What if the IRS comes calling?
The trouble will start when the IRS sends you a letter to schedule an appointment to examine your compliance with the requirements to file FINCEN Report 114 (FBAR).
Despite it not being an income tax examination this could be perilous and lead to liability for severe penalties for failure to comply to 31 U.S.C. Section 5314.
Thus far the IRS has resorted to imposing maximum FBAR willfulness civil penalties for those who attained adverse results during an IRS examination. The same severity followed those who attained adverse results after administrative appeals.
This resulted in taxpayers turning to the courts for relief, and it often did not turn out well for the applicants. The courts, in many incidents, upheld the maximum FBAR willfulness penalty. Arguments for the implementation of a reasonable cause standard or for the lesser non-willful penalty fell on deaf ears.
To put this into perspective:
- A willfulness penalty is the greater of $100,000 OR 50% of the balance in the foreign account at the time of the violation.
- A non-willful violation leads to a maximum penalty of $10,000.
If you are selected for an IRS Audit because of FBAR, the first thing you should is try to resolve the case with the IRS Revenue Agent:
- Try to resolve the case with the IRS Revenue Agent during the civil examination.
- A presentation should be made to the IRS Revenue Agent that includes the following:
- Provide documentation that supports that your actions were non-willful.
- Provide signed affidavits under penalty of perjury.
- Factually distinguish your case from the published adverse cases.

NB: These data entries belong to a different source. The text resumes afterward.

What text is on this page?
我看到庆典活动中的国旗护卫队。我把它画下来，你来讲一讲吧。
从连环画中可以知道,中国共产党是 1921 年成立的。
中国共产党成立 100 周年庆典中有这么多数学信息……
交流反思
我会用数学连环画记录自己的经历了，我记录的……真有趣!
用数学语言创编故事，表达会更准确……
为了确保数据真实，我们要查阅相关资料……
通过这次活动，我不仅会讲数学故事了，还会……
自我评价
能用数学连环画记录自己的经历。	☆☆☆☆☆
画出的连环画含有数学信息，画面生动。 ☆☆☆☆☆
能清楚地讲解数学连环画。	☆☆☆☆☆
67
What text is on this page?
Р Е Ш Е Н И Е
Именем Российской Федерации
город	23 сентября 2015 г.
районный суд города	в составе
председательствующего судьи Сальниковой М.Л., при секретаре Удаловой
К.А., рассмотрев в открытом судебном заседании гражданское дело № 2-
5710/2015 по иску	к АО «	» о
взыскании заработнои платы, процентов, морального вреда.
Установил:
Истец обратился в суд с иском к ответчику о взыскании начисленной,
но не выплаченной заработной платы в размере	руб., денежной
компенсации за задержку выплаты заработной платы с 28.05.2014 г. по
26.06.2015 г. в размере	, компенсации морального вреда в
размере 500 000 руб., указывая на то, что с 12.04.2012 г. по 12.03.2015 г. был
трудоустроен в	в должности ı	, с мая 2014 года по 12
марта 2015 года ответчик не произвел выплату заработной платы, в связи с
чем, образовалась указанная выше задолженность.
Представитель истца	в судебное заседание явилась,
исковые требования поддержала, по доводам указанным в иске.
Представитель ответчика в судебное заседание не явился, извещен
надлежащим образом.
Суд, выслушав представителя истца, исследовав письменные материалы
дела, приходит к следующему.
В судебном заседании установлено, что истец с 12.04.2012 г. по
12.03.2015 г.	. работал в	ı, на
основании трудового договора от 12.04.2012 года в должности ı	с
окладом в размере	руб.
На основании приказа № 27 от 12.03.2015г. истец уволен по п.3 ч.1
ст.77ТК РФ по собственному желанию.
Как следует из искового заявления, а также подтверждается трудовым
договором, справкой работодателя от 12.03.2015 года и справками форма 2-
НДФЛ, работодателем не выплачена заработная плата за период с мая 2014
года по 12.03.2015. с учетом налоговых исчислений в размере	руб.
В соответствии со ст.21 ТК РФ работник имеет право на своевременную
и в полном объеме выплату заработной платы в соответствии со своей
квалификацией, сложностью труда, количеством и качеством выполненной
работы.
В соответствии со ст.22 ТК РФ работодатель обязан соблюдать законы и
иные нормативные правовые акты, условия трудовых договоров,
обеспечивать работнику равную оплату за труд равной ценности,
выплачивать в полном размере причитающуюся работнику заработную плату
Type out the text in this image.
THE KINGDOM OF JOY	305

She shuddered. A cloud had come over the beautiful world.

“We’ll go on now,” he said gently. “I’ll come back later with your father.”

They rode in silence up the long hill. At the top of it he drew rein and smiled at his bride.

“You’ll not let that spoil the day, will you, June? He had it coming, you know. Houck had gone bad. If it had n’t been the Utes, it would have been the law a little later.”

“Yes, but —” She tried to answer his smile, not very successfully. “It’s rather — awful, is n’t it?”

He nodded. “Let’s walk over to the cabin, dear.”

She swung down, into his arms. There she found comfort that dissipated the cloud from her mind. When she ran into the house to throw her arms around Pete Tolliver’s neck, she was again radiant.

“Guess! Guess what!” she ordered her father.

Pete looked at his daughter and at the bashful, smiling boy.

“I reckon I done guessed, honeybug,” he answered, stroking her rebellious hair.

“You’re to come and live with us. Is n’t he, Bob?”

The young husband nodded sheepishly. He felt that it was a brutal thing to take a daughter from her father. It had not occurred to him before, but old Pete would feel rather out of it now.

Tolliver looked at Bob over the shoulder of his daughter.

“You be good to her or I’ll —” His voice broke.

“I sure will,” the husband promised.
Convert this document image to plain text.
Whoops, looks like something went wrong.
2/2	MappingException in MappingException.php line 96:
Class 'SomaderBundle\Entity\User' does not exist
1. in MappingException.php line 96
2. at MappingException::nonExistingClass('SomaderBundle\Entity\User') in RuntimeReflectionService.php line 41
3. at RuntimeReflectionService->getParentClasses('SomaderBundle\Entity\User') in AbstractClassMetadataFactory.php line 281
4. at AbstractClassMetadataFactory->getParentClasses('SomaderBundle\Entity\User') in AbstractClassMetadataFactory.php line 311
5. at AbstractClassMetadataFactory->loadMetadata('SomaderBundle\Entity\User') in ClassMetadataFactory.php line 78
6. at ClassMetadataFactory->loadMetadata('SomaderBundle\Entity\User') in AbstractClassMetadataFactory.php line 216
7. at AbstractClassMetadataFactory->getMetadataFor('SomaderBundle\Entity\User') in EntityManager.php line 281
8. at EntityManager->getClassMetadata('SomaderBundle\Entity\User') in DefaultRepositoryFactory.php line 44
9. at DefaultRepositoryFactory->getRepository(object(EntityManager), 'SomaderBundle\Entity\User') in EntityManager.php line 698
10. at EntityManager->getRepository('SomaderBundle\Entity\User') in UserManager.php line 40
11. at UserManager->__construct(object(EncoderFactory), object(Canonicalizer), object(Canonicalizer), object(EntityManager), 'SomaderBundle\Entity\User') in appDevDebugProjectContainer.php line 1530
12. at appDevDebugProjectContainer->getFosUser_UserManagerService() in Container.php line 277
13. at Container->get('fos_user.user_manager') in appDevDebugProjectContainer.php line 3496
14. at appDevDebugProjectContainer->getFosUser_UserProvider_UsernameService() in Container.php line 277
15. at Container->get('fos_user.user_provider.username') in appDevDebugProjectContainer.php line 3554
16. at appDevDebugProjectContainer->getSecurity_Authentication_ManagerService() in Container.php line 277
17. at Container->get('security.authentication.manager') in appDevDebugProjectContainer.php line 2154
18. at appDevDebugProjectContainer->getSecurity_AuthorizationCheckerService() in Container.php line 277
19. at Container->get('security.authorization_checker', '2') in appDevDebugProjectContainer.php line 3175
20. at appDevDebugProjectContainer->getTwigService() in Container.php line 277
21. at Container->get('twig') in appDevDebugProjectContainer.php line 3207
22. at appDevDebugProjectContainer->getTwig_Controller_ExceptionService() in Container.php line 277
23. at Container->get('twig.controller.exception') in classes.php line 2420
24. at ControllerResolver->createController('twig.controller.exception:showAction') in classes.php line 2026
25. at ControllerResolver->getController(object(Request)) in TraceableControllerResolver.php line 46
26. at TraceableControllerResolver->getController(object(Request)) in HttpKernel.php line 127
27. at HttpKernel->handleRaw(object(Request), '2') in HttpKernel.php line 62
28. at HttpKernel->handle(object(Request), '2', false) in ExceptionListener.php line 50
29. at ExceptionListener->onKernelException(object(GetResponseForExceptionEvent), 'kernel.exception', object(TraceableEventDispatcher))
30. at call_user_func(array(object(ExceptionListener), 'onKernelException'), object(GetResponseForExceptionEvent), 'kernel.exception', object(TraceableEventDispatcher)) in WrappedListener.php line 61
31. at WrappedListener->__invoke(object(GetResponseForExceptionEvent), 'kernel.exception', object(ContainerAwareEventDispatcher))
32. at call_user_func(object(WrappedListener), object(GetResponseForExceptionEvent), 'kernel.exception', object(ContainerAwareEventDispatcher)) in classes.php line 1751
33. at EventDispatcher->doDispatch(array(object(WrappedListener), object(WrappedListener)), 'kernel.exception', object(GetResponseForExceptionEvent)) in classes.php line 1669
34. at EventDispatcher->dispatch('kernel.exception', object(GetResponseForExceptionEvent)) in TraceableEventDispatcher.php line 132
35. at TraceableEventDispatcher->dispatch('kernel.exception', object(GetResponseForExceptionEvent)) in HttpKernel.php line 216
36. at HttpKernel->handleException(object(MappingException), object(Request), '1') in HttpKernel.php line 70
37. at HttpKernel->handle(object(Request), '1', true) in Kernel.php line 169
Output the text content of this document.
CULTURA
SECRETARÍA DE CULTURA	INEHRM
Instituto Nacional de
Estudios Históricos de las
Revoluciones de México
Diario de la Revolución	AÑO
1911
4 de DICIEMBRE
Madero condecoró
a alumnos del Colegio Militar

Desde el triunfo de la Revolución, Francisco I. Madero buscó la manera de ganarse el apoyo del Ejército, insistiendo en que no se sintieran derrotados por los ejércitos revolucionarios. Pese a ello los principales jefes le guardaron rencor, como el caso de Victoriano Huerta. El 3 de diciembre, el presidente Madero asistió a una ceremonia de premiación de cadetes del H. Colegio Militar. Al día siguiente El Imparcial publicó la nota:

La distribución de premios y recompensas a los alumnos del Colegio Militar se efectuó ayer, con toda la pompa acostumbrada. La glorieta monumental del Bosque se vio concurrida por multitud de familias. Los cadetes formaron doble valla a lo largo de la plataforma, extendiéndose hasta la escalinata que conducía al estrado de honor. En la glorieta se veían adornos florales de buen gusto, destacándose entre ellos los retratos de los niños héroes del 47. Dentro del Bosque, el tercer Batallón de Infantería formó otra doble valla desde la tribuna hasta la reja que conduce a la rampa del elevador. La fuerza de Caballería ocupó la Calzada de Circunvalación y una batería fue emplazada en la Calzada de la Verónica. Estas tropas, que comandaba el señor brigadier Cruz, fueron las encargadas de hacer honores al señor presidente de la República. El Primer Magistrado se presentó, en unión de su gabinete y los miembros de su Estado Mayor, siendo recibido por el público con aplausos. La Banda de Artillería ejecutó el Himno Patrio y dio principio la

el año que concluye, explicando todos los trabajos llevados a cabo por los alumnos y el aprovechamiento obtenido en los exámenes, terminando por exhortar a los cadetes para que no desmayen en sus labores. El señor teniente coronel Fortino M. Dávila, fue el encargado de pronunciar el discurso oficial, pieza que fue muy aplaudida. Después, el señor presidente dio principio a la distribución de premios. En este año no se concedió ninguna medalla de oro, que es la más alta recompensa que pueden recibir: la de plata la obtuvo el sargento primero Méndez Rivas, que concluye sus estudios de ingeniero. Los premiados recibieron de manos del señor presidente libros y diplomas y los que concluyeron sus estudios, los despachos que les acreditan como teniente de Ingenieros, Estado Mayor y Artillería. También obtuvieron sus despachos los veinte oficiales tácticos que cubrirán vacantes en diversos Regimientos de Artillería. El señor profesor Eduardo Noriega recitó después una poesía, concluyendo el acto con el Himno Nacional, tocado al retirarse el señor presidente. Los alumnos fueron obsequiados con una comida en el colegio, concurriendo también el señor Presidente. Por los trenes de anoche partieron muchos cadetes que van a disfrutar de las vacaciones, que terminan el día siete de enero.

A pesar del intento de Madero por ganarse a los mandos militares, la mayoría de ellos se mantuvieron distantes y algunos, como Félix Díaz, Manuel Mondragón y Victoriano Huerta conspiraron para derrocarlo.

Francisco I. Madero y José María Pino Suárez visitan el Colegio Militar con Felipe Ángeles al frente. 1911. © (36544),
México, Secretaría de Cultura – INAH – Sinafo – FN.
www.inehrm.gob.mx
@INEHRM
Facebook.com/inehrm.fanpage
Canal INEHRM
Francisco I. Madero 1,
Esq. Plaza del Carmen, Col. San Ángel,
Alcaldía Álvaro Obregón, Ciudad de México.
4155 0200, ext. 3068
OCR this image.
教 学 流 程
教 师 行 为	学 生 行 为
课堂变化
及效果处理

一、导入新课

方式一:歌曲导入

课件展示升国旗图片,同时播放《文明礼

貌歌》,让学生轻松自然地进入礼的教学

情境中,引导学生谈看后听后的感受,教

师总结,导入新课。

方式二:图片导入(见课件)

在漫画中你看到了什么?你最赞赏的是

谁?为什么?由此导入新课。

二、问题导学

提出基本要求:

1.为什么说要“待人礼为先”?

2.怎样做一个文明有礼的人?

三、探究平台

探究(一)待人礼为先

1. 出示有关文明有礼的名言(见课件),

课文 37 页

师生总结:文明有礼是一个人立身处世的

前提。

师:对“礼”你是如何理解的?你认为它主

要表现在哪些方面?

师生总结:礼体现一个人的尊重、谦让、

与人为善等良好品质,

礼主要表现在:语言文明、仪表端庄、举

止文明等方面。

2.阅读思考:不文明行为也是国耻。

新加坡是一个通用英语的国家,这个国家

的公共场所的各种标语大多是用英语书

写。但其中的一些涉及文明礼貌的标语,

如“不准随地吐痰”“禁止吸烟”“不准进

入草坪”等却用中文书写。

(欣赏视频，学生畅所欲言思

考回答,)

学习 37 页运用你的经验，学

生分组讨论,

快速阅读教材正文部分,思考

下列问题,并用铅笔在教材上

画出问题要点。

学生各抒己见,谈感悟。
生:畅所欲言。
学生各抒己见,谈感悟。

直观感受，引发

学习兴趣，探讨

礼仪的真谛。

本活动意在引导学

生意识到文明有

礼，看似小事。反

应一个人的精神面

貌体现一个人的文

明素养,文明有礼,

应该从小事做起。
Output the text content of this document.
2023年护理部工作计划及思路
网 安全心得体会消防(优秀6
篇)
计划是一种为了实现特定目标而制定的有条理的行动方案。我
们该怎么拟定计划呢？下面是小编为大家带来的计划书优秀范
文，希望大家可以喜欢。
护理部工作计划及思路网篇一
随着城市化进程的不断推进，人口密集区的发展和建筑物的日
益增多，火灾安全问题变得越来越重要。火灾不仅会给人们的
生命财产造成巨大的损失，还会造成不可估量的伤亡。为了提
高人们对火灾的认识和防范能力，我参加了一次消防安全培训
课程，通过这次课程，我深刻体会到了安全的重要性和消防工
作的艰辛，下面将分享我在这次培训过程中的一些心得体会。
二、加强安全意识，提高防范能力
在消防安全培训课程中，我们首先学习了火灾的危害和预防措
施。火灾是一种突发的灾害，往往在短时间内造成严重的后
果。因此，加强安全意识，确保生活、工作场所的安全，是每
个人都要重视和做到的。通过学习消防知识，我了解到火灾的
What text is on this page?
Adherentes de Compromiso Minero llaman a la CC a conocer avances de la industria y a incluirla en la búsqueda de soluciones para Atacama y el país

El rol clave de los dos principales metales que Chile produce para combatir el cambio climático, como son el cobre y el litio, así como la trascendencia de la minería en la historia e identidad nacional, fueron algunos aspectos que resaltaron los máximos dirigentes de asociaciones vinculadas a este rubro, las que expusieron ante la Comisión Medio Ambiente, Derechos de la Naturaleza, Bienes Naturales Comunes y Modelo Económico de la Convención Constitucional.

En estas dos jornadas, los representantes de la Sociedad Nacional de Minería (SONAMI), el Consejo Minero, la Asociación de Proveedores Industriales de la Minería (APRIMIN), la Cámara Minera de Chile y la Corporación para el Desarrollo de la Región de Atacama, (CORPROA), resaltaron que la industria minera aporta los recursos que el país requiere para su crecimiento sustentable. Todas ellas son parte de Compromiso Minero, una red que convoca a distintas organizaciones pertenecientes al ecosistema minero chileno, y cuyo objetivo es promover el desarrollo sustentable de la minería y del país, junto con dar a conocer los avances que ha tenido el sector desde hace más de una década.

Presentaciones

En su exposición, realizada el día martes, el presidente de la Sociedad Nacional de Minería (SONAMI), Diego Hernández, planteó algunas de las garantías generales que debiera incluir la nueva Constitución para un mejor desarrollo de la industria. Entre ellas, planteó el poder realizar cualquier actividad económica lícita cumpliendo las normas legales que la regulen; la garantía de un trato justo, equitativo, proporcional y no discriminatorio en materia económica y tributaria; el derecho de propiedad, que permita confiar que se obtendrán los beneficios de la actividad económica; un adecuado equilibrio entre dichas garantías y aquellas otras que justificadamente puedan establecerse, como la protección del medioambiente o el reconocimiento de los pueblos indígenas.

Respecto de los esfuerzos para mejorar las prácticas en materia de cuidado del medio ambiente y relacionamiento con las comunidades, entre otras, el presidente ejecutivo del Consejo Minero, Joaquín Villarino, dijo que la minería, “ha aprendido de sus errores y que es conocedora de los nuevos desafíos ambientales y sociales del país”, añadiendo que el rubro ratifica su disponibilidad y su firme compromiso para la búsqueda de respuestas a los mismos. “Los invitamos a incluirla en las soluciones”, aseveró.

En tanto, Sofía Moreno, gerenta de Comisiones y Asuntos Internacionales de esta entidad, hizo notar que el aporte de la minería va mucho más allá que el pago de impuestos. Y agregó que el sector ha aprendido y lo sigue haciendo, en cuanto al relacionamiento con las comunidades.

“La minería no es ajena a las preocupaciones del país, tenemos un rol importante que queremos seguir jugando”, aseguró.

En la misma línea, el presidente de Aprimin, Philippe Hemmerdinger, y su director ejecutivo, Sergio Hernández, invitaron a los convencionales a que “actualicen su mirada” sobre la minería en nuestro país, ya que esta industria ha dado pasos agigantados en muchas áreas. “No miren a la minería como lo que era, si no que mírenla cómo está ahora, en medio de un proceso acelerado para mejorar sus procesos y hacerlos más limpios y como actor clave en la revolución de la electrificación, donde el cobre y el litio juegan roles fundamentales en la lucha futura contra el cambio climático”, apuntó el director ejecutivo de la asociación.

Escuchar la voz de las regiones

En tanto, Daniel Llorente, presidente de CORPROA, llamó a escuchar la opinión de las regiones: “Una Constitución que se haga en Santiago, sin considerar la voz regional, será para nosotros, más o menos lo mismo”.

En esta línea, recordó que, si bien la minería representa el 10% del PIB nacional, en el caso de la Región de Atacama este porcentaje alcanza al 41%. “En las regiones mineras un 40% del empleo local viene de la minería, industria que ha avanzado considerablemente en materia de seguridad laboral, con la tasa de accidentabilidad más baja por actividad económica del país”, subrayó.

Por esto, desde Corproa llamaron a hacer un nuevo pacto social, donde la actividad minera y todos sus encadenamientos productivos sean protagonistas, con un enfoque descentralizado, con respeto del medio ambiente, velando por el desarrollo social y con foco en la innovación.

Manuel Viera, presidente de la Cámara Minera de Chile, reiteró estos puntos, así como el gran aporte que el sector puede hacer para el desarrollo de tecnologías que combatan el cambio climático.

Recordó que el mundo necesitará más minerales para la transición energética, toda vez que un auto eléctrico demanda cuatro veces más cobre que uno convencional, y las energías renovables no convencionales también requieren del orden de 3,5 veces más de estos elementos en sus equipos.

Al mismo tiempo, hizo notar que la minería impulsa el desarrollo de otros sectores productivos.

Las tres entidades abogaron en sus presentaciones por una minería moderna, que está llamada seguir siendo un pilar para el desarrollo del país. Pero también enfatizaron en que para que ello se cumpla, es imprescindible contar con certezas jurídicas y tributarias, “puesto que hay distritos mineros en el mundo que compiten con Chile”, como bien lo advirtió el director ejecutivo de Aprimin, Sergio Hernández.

- Educate the Agent to why the taxpayer’s conduct was not willful.
- Use a PowerPoint presentation that walks the agent through the evidence that shows why there were no willfulness in this case.
- The IRS is a document driven organization. Provide more documentation to state your case and prove your contention than mere signed affidavits.
- Insist that your CPA or representative retain legal counsel.
- Insist that your CPA/representative retain counsel to provide legal advice in order to mount a viable legal defense.
- Realistic Expectations
- It is not guaranteed in any way that FBAR problems can be resolved during IRS Appeals.
- The existing case law impedes the Appeals process.
- Future litigation where the taxpayer wins balances the scales of justice will provide practitioners with enough developments to rely on during civil examinations or administrative appeals.